Par Nasif Joomratty O commentaire

Quatre dealers présumés ont été coffrés par l’Anti-Drug and Smuggling Unit (Adsu) pour trafic de drogue synthétique, à Balisson, à Rose-Belle. C’était lors d’une opération dans la soirée du mardi 9 janvier, dans cette localité, par les hommes de l’inspecteur Appalsamy. Les suspects avaient en leur possession plus de 32 grammes de cette drogue, destinée à la vente. La drogue était répartie dans quatre sachets. Les quatre suspects, âgés entre 19 et 26 ans, ont été traduits devant la justice dans la journée du mercredi 10 janvier.

C’est à bord d’un taxi que les suspects se sont présentés pour vendre de la drogue à un policier en service under cover. Cet officier de l’Adsu avait donné rendez-vous à l’un des trafiquants pour compléter une transaction d’achat de drogue synthétique. En se rendant compte qu’ils ont été pris au piège, les suspects ont pris la fuite à bord de leur voiture. Mais après une course-poursuite menée par l’Adsu, leur véhicule de la marque Toyota, a été rattrapée. Le conducteur, Jayram N. (26 ans) était en compagnie de ses complices, Bhavish C., 19 ans et habitant la région de Grand-Bois et Keshav K., 22 ans et domicilié à Bois-Chéri. La police a placé la voiture des suspects sous scellés. Elle sera examinée par les membres de la police scientifique.

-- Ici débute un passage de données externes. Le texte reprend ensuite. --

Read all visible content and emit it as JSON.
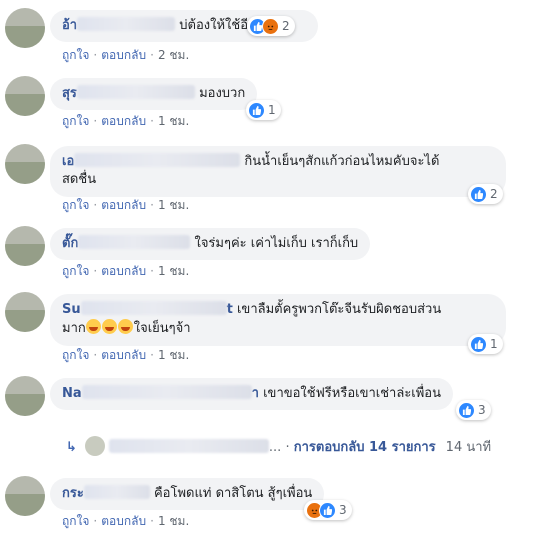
{
  "comments": [
    {
      "name": "อ้า",
      "text": "บ่ต้องให้ใช้อีก",
      "reactions": [
        "like",
        "angry"
      ],
      "count": "2",
      "like": "ถูกใจ",
      "reply": "ตอบกลับ",
      "time": "2 ชม."
    },
    {
      "name": "สุร",
      "text": "มองบวก",
      "reactions": [
        "like"
      ],
      "count": "1",
      "like": "ถูกใจ",
      "reply": "ตอบกลับ",
      "time": "1 ชม."
    },
    {
      "name": "เอ",
      "text": "กินน้ำเย็นๆสักแก้วก่อนไหมคับจะได้",
      "text2": "สดชื่น",
      "reactions": [
        "like"
      ],
      "count": "2",
      "like": "ถูกใจ",
      "reply": "ตอบกลับ",
      "time": "1 ชม."
    },
    {
      "name": "ตั๊ก",
      "text": "ใจร่มๆค่ะ เค่าไม่เก็บ เราก็เก็บ",
      "like": "ถูกใจ",
      "reply": "ตอบกลับ",
      "time": "1 ชม."
    },
    {
      "name": "Su",
      "name_tail": "t",
      "text": "เขาลืมตั้ครูพวกโต๊ะจีนรับผิดชอบส่วน",
      "text2_pre": "มาก",
      "text2": "ใจเย็นๆจ้า",
      "reactions": [
        "like"
      ],
      "count": "1",
      "like": "ถูกใจ",
      "reply": "ตอบกลับ",
      "time": "1 ชม."
    },
    {
      "name": "Na",
      "name_tail": "า",
      "text": "เขาขอใช้ฟรีหรือเขาเช่าล่ะเพื่อน",
      "reactions": [
        "like"
      ],
      "count": "3"
    },
    {
      "name": "กระ",
      "text": "คือโพดแท่ ดาสิโตน สู้ๆเพื่อน",
      "reactions": [
        "angry",
        "like"
      ],
      "count": "3",
      "like": "ถูกใจ",
      "reply": "ตอบกลับ",
      "time": "1 ชม."
    }
  ],
  "replies": {
    "dots": "...",
    "label": "การตอบกลับ 14 รายการ",
    "time": "14 นาที"
  },
  "colors": {
    "link": "#385898",
    "like": "#2d88ff",
    "angry": "#e9710f",
    "bubble": "#f2f3f5"
  }
}
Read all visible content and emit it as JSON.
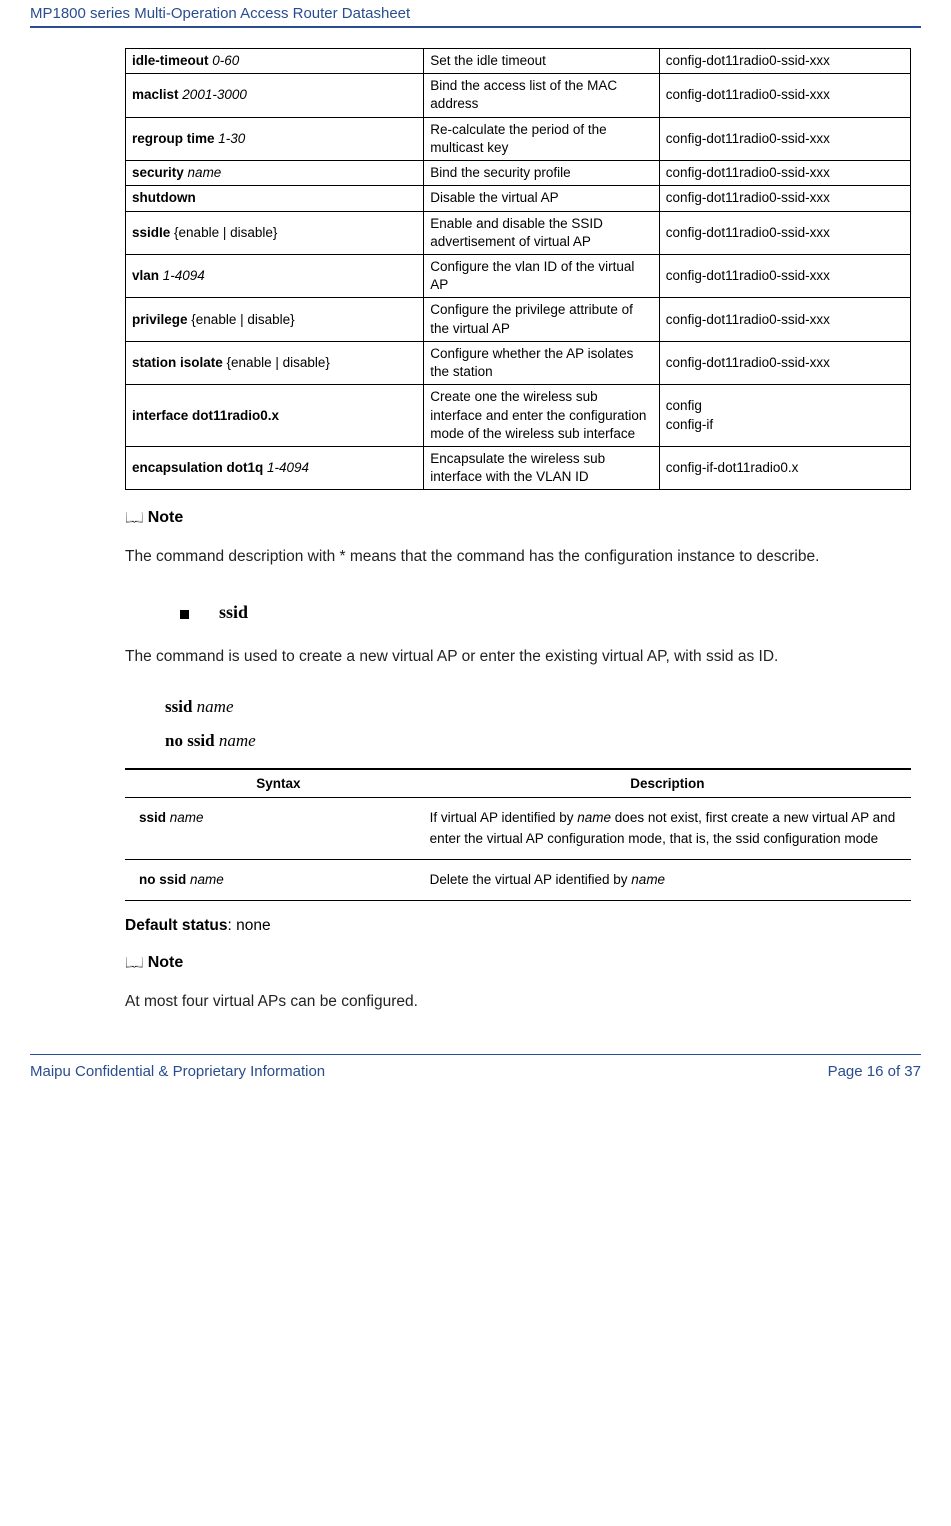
{
  "header": "MP1800 series Multi-Operation Access Router Datasheet",
  "cmdTable": [
    {
      "c1_html": "<span class='b'>idle-timeout</span> <span class='i'>0-60</span>",
      "c2": "Set the idle timeout",
      "c3": "config-dot11radio0-ssid-xxx"
    },
    {
      "c1_html": "<span class='b'>maclist</span> <span class='i'>2001-3000</span>",
      "c2": "Bind the access list of the MAC address",
      "c3": "config-dot11radio0-ssid-xxx"
    },
    {
      "c1_html": "<span class='b'>regroup time</span> <span class='i'>1-30</span>",
      "c2": "Re-calculate the period of the multicast key",
      "c3": "config-dot11radio0-ssid-xxx"
    },
    {
      "c1_html": "<span class='b'>security</span> <span class='i'>name</span>",
      "c2": "Bind the security profile",
      "c3": "config-dot11radio0-ssid-xxx"
    },
    {
      "c1_html": "<span class='b'>shutdown</span>",
      "c2": "Disable the virtual AP",
      "c3": "config-dot11radio0-ssid-xxx"
    },
    {
      "c1_html": "<span class='b'>ssidIe</span> {enable | disable}",
      "c2": "Enable and disable the SSID advertisement of virtual AP",
      "c3": "config-dot11radio0-ssid-xxx"
    },
    {
      "c1_html": "<span class='b'>vlan</span> <span class='i'>1-4094</span>",
      "c2": "Configure the vlan ID of the virtual AP",
      "c3": "config-dot11radio0-ssid-xxx"
    },
    {
      "c1_html": "<span class='b'>privilege</span> {enable | disable}",
      "c2": "Configure the privilege attribute of the virtual AP",
      "c3": "config-dot11radio0-ssid-xxx"
    },
    {
      "c1_html": "<span class='b'>station isolate</span> {enable | disable}",
      "c2": "Configure whether the AP isolates the station",
      "c3": "config-dot11radio0-ssid-xxx"
    },
    {
      "c1_html": "<span class='b'>interface dot11radio0.x</span>",
      "c2": "Create one the wireless sub interface and enter the configuration mode of the wireless sub interface",
      "c3": "config<br>config-if"
    },
    {
      "c1_html": "<span class='b'>encapsulation dot1q</span> <span class='i'>1-4094</span>",
      "c2": "Encapsulate the wireless sub interface with the VLAN ID",
      "c3": "config-if-dot11radio0.x"
    }
  ],
  "note1Label": "Note",
  "note1Body": "The command description with * means that the command has the configuration instance to describe.",
  "sectionTitle": "ssid",
  "sectionDesc": "The command is used to create a new virtual AP or enter the existing virtual AP, with ssid as ID.",
  "syntax1_b": "ssid",
  "syntax1_i": "name",
  "syntax2_b": "no ssid",
  "syntax2_i": "name",
  "synHeader1": "Syntax",
  "synHeader2": "Description",
  "synRows": [
    {
      "s_b": "ssid",
      "s_i": "name",
      "d_html": "If virtual AP identified by <span class='i'>name</span> does not exist, first create a new virtual AP and enter the virtual AP configuration mode, that is, the ssid configuration mode"
    },
    {
      "s_b": "no ssid",
      "s_i": "name",
      "d_html": "Delete the virtual AP identified by <span class='i'>name</span>"
    }
  ],
  "defaultLabel": "Default status",
  "defaultValue": ": none",
  "note2Label": "Note",
  "note2Body": "At most four virtual APs can be configured.",
  "footerLeft": "Maipu Confidential & Proprietary Information",
  "footerRight": "Page 16 of 37"
}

Au cours d’une fouille, six sachets en plastique contenant du cannabis synthétique et dix doses de cette même drogue, dissimulées dans du papier aluminium, ont été saisies. Les suspects ont été arrêtés. Selon les enquêteurs de l’Adsu, l’objectif des dealers était de vendre la drogue, tout en circulant à bord de la voiture. Depuis plusieurs semaines, ils étaient placés sous surveillance. L’Adsu  avait au préalable reçu des renseignements selon lesquels cette voiture était utilisée pour transporter de la drogue. 

Les quatre suspects ont avoué leurs forfaits au cours d’une première séance d’interrogatoire. Ils se sont renvoyés la balle lorsqu’ils ont été appelés à expliquer d’où provenait cette drogue. L’Adsu soupçonne l’un des dealers d’être le cerveau de ce trafic. Les trois autres seraient eux des  « Ti jockeys ».